8. un coup de sabre à la partie moyenne postérieure interne du bras gauche qui a divisé transversalement les muscles jusqu’à l’humérus, dont la cicatrice est adhérente ;

9. un coup de sabre qui a enlevé la moitié de la 3e phalange du médius gauche ;

10. un coup de sabre qui a divisé longitudinalement les muscles du pouce droit ;

11. un coup de sabre qui, en pénétrant entre l’indicateur et le médius de la même main, a fracturé les os du métacarpe d’où il survint plusieurs dépôts accompagnés d’accidents graves ; 

12. enfin un autre qui a renversé les muscles de la paume de la même main.

Dans ce certificat, le chirurgien rajoute : 

Toute la cavalerie passa presque sur ce brave colonel, qui fut laissé pour mort au champ d’honneur, et qui ensuite eut le malheur d’être traîné plus de quinze pas par des militaires qui lui arrachèrent ses bottes. Il m’est inutile de relater ici ses anciennes blessures, ni de m’étendre sur les dangers qu’il a couru dans son traitement ; l’homme de l’art en l’examinant s’en fait une juste idée.

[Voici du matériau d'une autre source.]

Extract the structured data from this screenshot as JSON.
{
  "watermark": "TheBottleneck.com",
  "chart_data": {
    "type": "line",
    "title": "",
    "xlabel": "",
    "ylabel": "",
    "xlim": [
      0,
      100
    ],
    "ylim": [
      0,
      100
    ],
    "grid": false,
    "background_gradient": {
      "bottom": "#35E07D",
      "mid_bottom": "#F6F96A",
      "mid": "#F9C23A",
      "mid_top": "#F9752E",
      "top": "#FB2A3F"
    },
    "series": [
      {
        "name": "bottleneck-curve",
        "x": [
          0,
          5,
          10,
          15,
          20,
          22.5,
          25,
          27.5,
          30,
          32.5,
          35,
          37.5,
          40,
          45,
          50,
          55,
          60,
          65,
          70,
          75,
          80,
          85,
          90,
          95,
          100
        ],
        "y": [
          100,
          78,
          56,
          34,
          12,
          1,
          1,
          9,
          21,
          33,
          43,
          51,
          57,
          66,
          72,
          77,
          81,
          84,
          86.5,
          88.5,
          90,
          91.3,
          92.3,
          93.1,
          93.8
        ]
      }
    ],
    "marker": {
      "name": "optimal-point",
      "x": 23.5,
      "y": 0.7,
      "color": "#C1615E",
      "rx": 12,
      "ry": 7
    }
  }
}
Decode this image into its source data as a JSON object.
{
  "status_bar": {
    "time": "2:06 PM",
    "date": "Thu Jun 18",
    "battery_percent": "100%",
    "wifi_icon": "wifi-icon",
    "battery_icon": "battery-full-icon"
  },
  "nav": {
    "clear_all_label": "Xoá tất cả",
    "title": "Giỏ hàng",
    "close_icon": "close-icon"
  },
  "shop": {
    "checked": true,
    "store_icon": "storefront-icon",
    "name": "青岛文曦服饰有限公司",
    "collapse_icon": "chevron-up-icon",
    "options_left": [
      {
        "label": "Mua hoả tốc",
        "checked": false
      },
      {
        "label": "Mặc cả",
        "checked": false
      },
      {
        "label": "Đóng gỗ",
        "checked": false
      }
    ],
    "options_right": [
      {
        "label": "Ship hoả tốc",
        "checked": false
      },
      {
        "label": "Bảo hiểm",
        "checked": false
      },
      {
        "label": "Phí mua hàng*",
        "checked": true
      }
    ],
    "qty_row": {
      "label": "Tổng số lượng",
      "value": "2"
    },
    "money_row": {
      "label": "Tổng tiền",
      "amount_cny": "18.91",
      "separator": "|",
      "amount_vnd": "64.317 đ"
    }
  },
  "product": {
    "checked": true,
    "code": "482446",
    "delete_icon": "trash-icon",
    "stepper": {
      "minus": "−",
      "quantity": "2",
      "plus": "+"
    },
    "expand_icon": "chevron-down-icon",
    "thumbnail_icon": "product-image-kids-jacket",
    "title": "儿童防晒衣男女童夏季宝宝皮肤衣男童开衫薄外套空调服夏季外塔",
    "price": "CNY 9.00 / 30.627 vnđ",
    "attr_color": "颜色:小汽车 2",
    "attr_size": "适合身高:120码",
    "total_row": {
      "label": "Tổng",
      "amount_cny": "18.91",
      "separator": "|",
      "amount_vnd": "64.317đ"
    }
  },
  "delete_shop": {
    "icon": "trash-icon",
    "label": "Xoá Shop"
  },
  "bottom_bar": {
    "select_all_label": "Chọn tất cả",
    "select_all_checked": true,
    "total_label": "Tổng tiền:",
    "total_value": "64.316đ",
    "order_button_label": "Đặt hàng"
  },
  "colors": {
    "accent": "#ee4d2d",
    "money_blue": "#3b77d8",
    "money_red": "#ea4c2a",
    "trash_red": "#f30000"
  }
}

Ces blessures sont présentées dans un ordre vraisemblablement chronologique : 1 au ventre, 6 à la tête avec simultanément 5 aux membres supérieurs. Ainsi il est possible d’en déduire que le cavalier est tombé de cheval suite à la première blessure au ventre et qu’il a reçu ensuite des blessures à la tête, provoquées par les coups des cavaliers ennemis. Dans le même temps, BETEILLE s’est protégé comme le confirme les blessures défensives présentes sur ces membres supérieurs.

Lieutenant-colonel (R) Michel ROUCAUD, 

Vice-président de l’ANORGEND et directeur de la section histoire.

  1.  Sur Villodrigo, voir : Michel Roucaud, « Une bataille de la gendarmerie impériale, Villodrigo, le 23 octobre 1812 », dans Napoléon Ier, revue du Souvenir Napoléonien, n°97, août/septembre/octobre 2020, pp 43-49 
  2. Les hypochondres sont deux régions de l’abdomen.